QUOTE (julezia @ Aug 18 2007, 04:21 PM)I've always wanted to read "Do androids dream of Electric Sheep!" just because the title sounds so weird, and I like weird books.
I've never read any Dan Brown either, I'm probably one of the few on the planet who haven't. I bought the Da Vinci Code, read a few chapters, but it didn't keep my interest..
Do Androids Dream of Electric Sheep is an interesting story, like most of Philip K. Dick's stuff it's not very long, I found it in an anthology of his short stories.

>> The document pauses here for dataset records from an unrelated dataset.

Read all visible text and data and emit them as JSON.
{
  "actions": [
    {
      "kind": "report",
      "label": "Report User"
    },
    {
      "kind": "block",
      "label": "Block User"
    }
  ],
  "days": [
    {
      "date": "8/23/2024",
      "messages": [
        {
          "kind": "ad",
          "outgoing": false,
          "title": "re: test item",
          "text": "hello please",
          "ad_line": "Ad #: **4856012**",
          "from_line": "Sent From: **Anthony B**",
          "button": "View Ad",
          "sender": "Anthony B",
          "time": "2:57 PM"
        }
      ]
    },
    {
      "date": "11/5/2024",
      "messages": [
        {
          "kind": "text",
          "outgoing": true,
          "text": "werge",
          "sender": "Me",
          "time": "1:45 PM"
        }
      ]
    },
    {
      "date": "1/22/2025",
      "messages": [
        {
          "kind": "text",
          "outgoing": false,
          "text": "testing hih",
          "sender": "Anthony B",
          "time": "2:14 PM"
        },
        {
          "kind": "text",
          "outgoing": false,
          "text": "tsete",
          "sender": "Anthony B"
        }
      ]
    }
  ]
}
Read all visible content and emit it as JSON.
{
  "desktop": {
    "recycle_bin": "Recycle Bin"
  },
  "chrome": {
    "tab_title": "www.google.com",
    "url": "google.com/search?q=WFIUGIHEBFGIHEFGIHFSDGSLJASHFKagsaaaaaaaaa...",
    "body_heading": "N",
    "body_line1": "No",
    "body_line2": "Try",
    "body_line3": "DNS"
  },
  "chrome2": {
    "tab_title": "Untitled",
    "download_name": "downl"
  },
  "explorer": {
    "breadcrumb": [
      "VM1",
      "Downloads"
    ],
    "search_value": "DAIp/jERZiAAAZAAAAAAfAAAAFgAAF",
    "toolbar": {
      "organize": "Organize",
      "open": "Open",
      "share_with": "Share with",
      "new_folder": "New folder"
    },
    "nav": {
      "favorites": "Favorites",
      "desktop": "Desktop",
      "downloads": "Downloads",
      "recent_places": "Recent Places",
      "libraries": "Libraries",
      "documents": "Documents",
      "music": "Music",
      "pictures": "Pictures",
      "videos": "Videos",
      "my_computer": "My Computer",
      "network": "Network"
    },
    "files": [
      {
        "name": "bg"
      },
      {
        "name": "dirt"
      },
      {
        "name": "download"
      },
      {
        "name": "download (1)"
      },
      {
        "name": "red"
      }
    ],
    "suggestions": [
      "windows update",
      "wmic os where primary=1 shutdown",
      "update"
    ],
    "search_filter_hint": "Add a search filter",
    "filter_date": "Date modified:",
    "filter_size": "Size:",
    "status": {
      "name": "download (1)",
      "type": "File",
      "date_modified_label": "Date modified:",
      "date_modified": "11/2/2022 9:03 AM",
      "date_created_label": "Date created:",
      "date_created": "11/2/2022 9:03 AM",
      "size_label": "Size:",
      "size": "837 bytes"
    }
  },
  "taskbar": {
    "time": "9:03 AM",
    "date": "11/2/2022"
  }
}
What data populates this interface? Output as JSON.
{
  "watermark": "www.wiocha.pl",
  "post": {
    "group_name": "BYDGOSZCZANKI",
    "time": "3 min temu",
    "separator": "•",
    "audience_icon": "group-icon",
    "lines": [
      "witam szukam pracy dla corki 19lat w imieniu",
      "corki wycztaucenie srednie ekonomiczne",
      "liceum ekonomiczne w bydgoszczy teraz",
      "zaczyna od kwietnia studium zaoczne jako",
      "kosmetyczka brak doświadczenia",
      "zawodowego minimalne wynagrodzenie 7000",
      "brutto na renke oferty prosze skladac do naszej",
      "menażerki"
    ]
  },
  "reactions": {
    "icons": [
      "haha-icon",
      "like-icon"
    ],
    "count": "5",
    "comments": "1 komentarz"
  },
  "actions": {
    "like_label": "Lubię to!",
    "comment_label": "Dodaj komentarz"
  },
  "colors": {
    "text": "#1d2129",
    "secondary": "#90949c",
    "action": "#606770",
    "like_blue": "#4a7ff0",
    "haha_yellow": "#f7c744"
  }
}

It's very different to the film version, BladeRunner, much more philosophical. In the film, the assertion is basically that the androids are effectively human, with their thoughts and feelings. In the book, it's the other way round: that humans are really just biological machines. The book also makes the setting clearer, going into stuff that was alluded to in the film but not really explained properly, such as there are almost no real animals left, they're all extinct, so people really do have electric sheep which graze their lawns etc. Something that's hinted at in the film quite subtlely is that Deckard might be an android too, but like Rachael not know it. In the book it's much clearer, and in fact I'm left with the impression that maybe there weren't any real humans left alive at all, which would be another way of looking at Dick's insinuation that humans are little more than machines.
As for the Da Vinci Code, I thought it was ok as travel fare, it helped me pass the time on some train journeys, but it's very derivative of the Holy Blood & Holy Grail (Dan Brown's claim that he hadn't read that book before he wrote his own story is truly laughable, he steals so much from it).